How to prepare for the procedure
Before a colonoscopy, Dr Maraj will advise you on how to prepare for the procedure. You will need to restrict eating and drinking 24 hours before the procedure and flush your colon with a laxative. A colonoscopy is usually done on an outpatient basis, under conscious sedation. While you will be awake for the procedure, you will be sedated, and the procedure should only be mildly uncomfortable. You may be required to stay in hospital post-procedure, based on the findings or if any complications occurred.
What a colonoscopy involves
While you are under conscious sedation, the procedure is performed, but if medically indicated, Dr Maraj may advise a general anaesthetic instead. The endoscope will then be gently inserted into your anus and guided through the rectum and colon. Since the endoscope is fitted with a camera at the end, your surgeon will be able to watch as the tube passes through the rectum into the colon on a monitor. Dr Maraj will then inflate your colon with air to allow for better visuals of the tissues so that an accurate diagnosis can be made and treatment can be planned accordingly. Abnormal tissues will be biopsied. Your surgeon may also perform endoscopic intervention or surgery if the need arises. If an abnormality was detected, the area might be tattooed for the future location of the abnormal pathology.
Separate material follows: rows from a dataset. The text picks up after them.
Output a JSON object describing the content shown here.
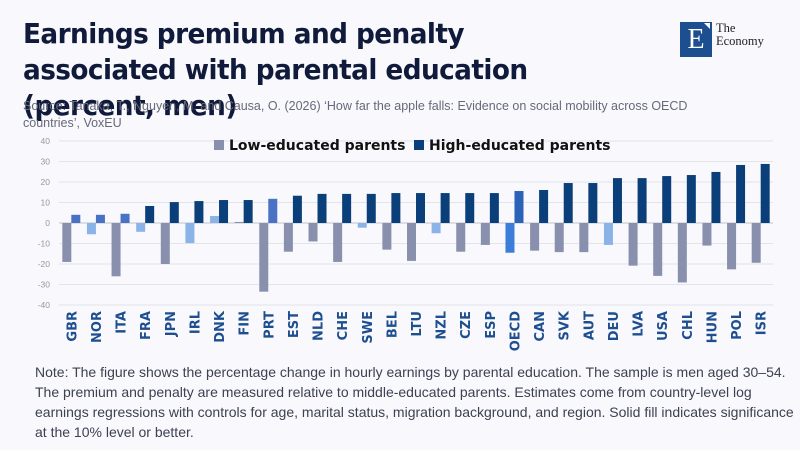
{
  "header": {
    "title": "Earnings premium and penalty associated with parental education (percent, men)",
    "source": "Source: Tanaka, T., Nguyen, M. and Causa, O. (2026) ‘How far the apple falls: Evidence on social mobility across OECD countries’, VoxEU"
  },
  "logo": {
    "letter": "E",
    "line1": "The",
    "line2": "Economy"
  },
  "note": "Note: The figure shows the percentage change in hourly earnings by parental education. The sample is men aged 30–54. The premium and penalty are measured relative to middle-educated parents. Estimates come from country-level log earnings regressions with controls for age, marital status, migration background, and region. Solid fill indicates significance at the 10% level or better.",
  "colors": {
    "low_significant": "#8890ad",
    "low_not_significant": "#8ab4e8",
    "high_significant": "#0b3f7a",
    "high_not_significant": "#4a72c4",
    "oecd_low": "#3b7dd8",
    "oecd_high": "#2a62b8",
    "gridline": "#e2e4ea",
    "zero_line": "#d4d6dc"
  },
  "chart_data": {
    "type": "bar",
    "title": "Earnings premium and penalty associated with parental education (percent, men)",
    "xlabel": "",
    "ylabel": "",
    "ylim": [
      -40,
      40
    ],
    "yticks": [
      40,
      30,
      20,
      10,
      0,
      -10,
      -20,
      -30,
      -40
    ],
    "grid": true,
    "legend_position": "top-center",
    "categories": [
      "GBR",
      "NOR",
      "ITA",
      "FRA",
      "JPN",
      "IRL",
      "DNK",
      "FIN",
      "PRT",
      "EST",
      "NLD",
      "CHE",
      "SWE",
      "BEL",
      "LTU",
      "NZL",
      "CZE",
      "ESP",
      "OECD",
      "CAN",
      "SVK",
      "AUT",
      "DEU",
      "LVA",
      "USA",
      "CHL",
      "HUN",
      "POL",
      "ISR"
    ],
    "series": [
      {
        "name": "Low-educated parents",
        "values": [
          -19,
          -5.5,
          -26,
          -4.3,
          -20,
          -9.8,
          3.4,
          0.5,
          -33.5,
          -14,
          -9,
          -19,
          -2.3,
          -13,
          -18.5,
          -5,
          -14,
          -10.7,
          -14.5,
          -13.5,
          -14.2,
          -14.2,
          -10.7,
          -20.8,
          -25.8,
          -29,
          -11,
          -22.6,
          -19.4
        ],
        "significant": [
          true,
          false,
          true,
          false,
          true,
          false,
          false,
          true,
          true,
          true,
          true,
          true,
          false,
          true,
          true,
          false,
          true,
          true,
          true,
          true,
          true,
          true,
          false,
          true,
          true,
          true,
          true,
          true,
          true
        ]
      },
      {
        "name": "High-educated parents",
        "values": [
          4,
          4,
          4.5,
          8.3,
          10.2,
          10.7,
          11.2,
          11.2,
          11.8,
          13.3,
          14.2,
          14.2,
          14.2,
          14.6,
          14.6,
          14.6,
          14.6,
          14.6,
          15.6,
          16.1,
          19.5,
          19.5,
          21.9,
          21.9,
          22.9,
          23.4,
          24.9,
          28.3,
          28.8
        ],
        "significant": [
          false,
          false,
          false,
          true,
          true,
          true,
          true,
          true,
          false,
          true,
          true,
          true,
          true,
          true,
          true,
          true,
          true,
          true,
          true,
          true,
          true,
          true,
          true,
          true,
          true,
          true,
          true,
          true,
          true
        ]
      }
    ],
    "highlight_category": "OECD"
  }
}
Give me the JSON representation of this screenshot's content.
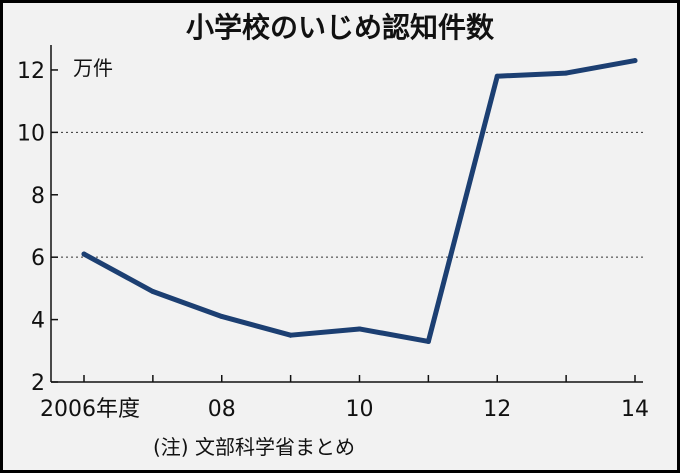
{
  "chart_data": {
    "type": "line",
    "title": "小学校のいじめ認知件数",
    "unit_label": "万件",
    "note": "(注) 文部科学省まとめ",
    "x": [
      2006,
      2007,
      2008,
      2009,
      2010,
      2011,
      2012,
      2013,
      2014
    ],
    "x_tick_labels": [
      {
        "x": 2006,
        "label": "2006年度"
      },
      {
        "x": 2008,
        "label": "08"
      },
      {
        "x": 2010,
        "label": "10"
      },
      {
        "x": 2012,
        "label": "12"
      },
      {
        "x": 2014,
        "label": "14"
      }
    ],
    "y_ticks": [
      2,
      4,
      6,
      8,
      10,
      12
    ],
    "ylim": [
      2,
      12.8
    ],
    "gridlines_at": [
      6,
      10
    ],
    "series": [
      {
        "values": [
          6.1,
          4.9,
          4.1,
          3.5,
          3.7,
          3.3,
          11.8,
          11.9,
          12.3
        ],
        "color": "#1c3f72"
      }
    ]
  }
}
What to expect post-procedure
Afterwards, you can expect some bloating, gas and cramping, as well as some slight pain and a small amount of bleeding.
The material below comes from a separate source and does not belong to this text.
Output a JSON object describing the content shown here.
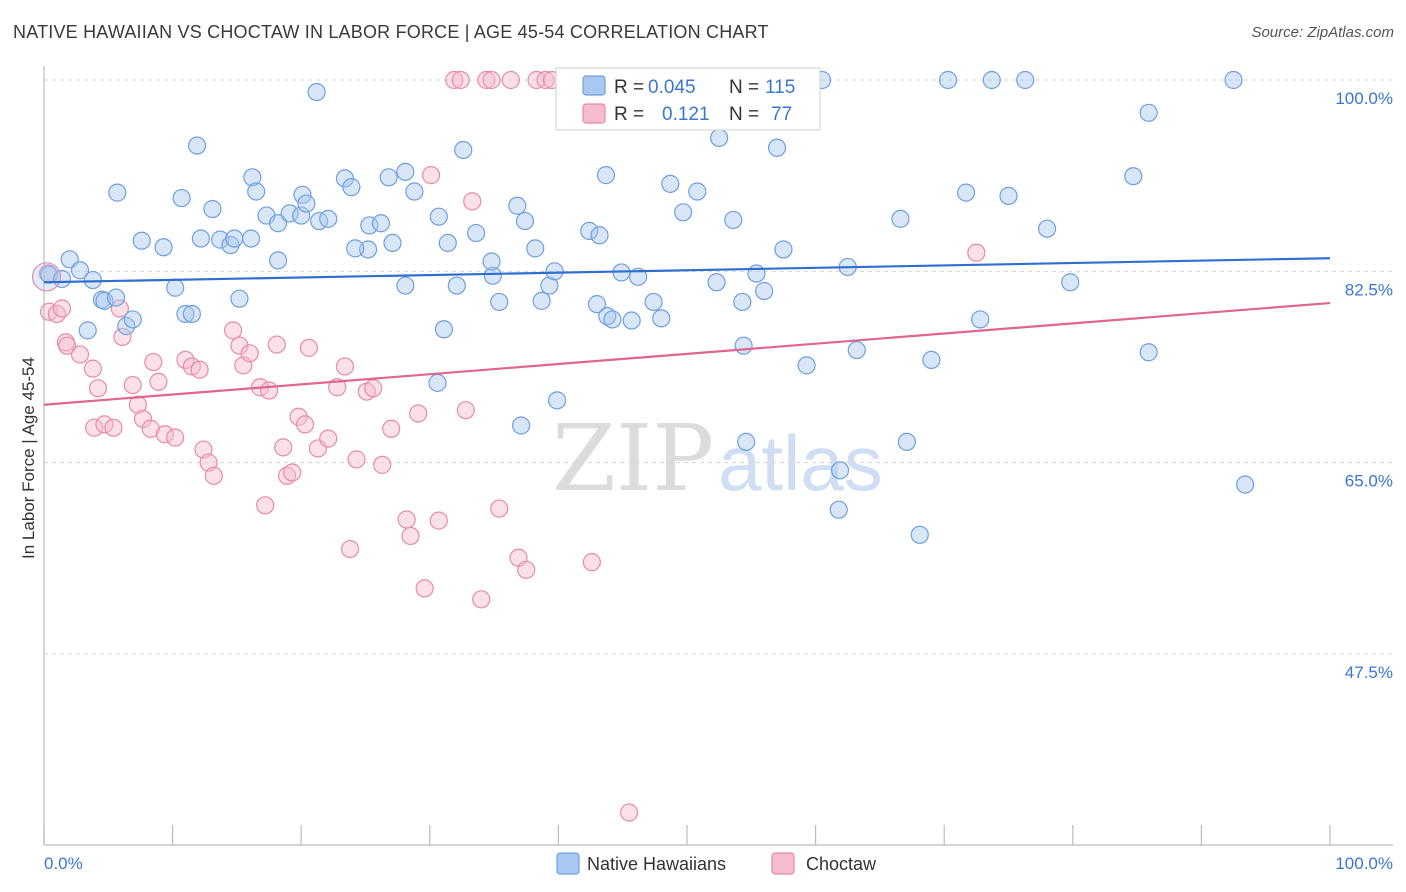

In some cases where surgery may be needed, Dr Maraj may advise having the procedure done under general anaesthesia so that if surgery is required, you are prepped. If this is the case, you may need to stay in the hospital overnight for observation after the procedure or surgery. If you were put under general anaesthesia or conscious sedation for a colonoscopy, you would only be able to go home once the sedation has worn off and you have someone to drive you.
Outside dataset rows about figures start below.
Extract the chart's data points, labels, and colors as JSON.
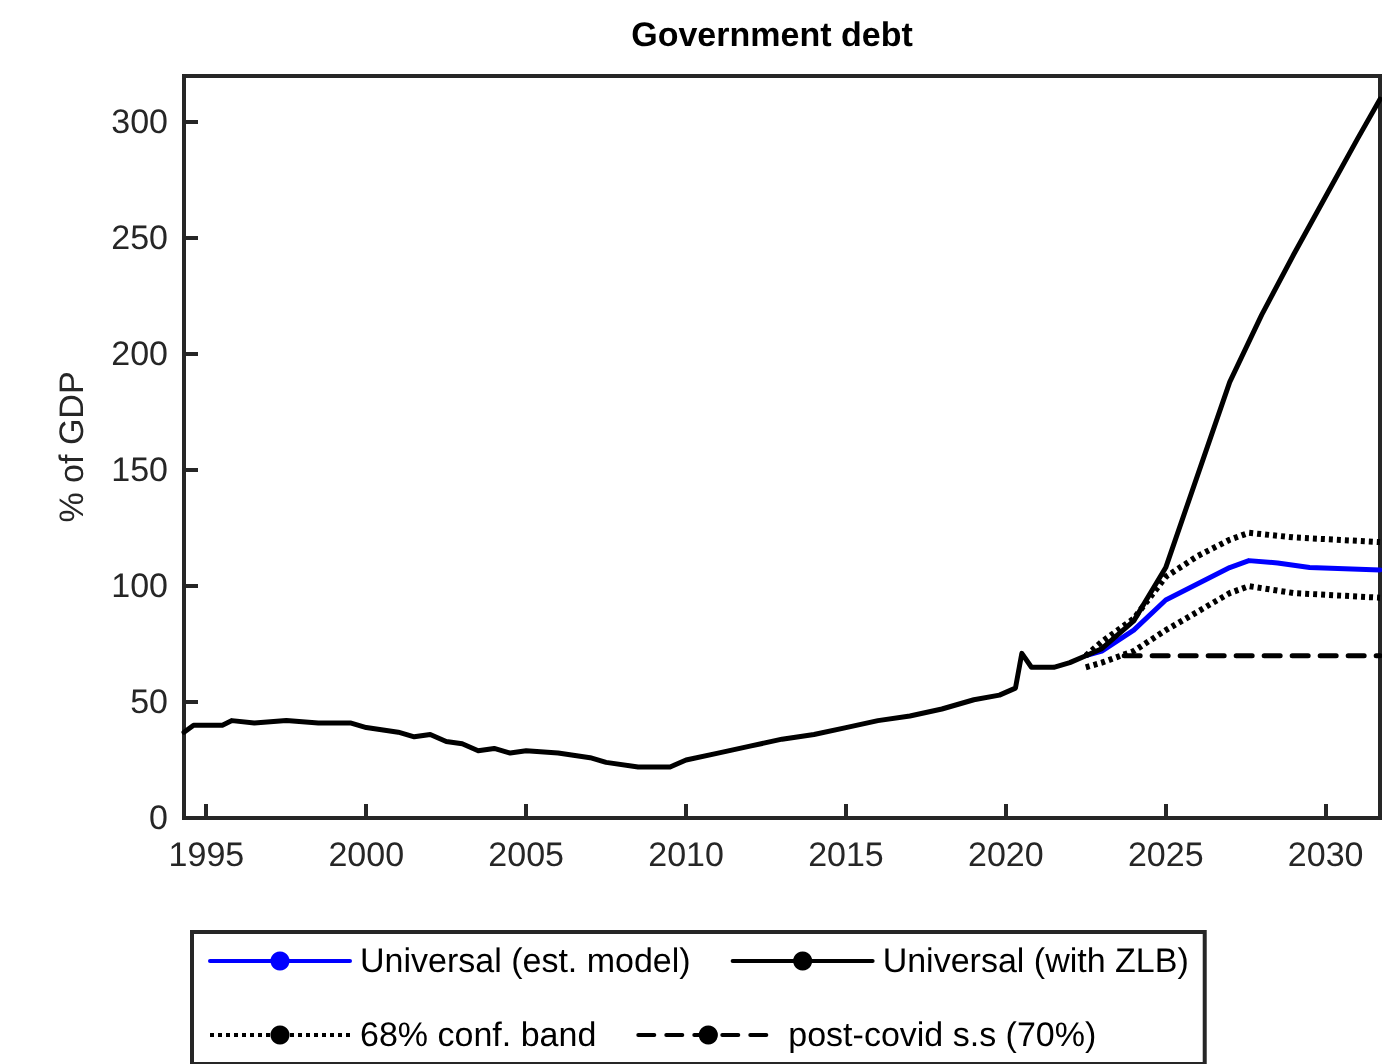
{
  "chart_data": {
    "type": "line",
    "title": "Government debt",
    "ylabel": "% of GDP",
    "xlim": [
      1994.3,
      2031.7
    ],
    "xticks": [
      1995,
      2000,
      2005,
      2010,
      2015,
      2020,
      2025,
      2030
    ],
    "ylim": [
      0,
      320
    ],
    "yticks": [
      0,
      50,
      100,
      150,
      200,
      250,
      300
    ],
    "grid": false,
    "legend": "bottom",
    "marker": "none",
    "series": [
      {
        "name": "Universal (est. model)",
        "color": "#0000ff",
        "line_style": "solid",
        "x": [
          2022.5,
          2023,
          2024,
          2025,
          2026,
          2027,
          2027.6,
          2028.5,
          2029.5,
          2031.7
        ],
        "values": [
          70,
          72,
          81,
          94,
          101,
          108,
          111,
          110,
          108,
          107
        ]
      },
      {
        "name": "Universal (with ZLB)",
        "color": "#000000",
        "line_style": "solid",
        "x": [
          1994.3,
          1994.6,
          1995.5,
          1995.8,
          1996.5,
          1997.5,
          1998.5,
          1999.5,
          2000,
          2001,
          2001.5,
          2002,
          2002.5,
          2003,
          2003.5,
          2004,
          2004.5,
          2005,
          2006,
          2007,
          2007.5,
          2008.5,
          2009,
          2009.5,
          2010,
          2011,
          2012,
          2013,
          2014,
          2015,
          2016,
          2017,
          2018,
          2019,
          2019.8,
          2020.3,
          2020.5,
          2020.8,
          2021.5,
          2022,
          2022.5,
          2023,
          2024,
          2025,
          2026,
          2027,
          2028,
          2029,
          2030,
          2031,
          2031.7
        ],
        "values": [
          37,
          40,
          40,
          42,
          41,
          42,
          41,
          41,
          39,
          37,
          35,
          36,
          33,
          32,
          29,
          30,
          28,
          29,
          28,
          26,
          24,
          22,
          22,
          22,
          25,
          28,
          31,
          34,
          36,
          39,
          42,
          44,
          47,
          51,
          53,
          56,
          71,
          65,
          65,
          67,
          70,
          73,
          85,
          108,
          148,
          188,
          217,
          243,
          268,
          293,
          310
        ]
      },
      {
        "name": "68% conf. band",
        "color": "#000000",
        "line_style": "dotted",
        "x": [
          2022.5,
          2023,
          2024,
          2025,
          2026,
          2027,
          2027.6,
          2029,
          2031.7
        ],
        "values": [
          70,
          76,
          86,
          104,
          113,
          120,
          123,
          121,
          119
        ]
      },
      {
        "color": "#000000",
        "line_style": "dotted",
        "x": [
          2022.5,
          2023,
          2024,
          2025,
          2026,
          2027,
          2027.6,
          2029,
          2031.7
        ],
        "values": [
          65,
          67,
          72,
          81,
          89,
          97,
          100,
          97,
          95
        ]
      },
      {
        "name": "post-covid s.s (70%)",
        "color": "#000000",
        "line_style": "dashed",
        "x": [
          2023.7,
          2031.7
        ],
        "values": [
          70,
          70
        ]
      }
    ]
  }
}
This is a guide to assist you with a basic understanding of the procedure. Any further information can be discussed with Dr Maraj directly.
Risks & complications
Guidelines and protocols are followed to prevent complications, and you will be closely monitored for complications such as bleeding and perforation of the colon. This will be appropriately treated and may require hospitalisation and further intervention.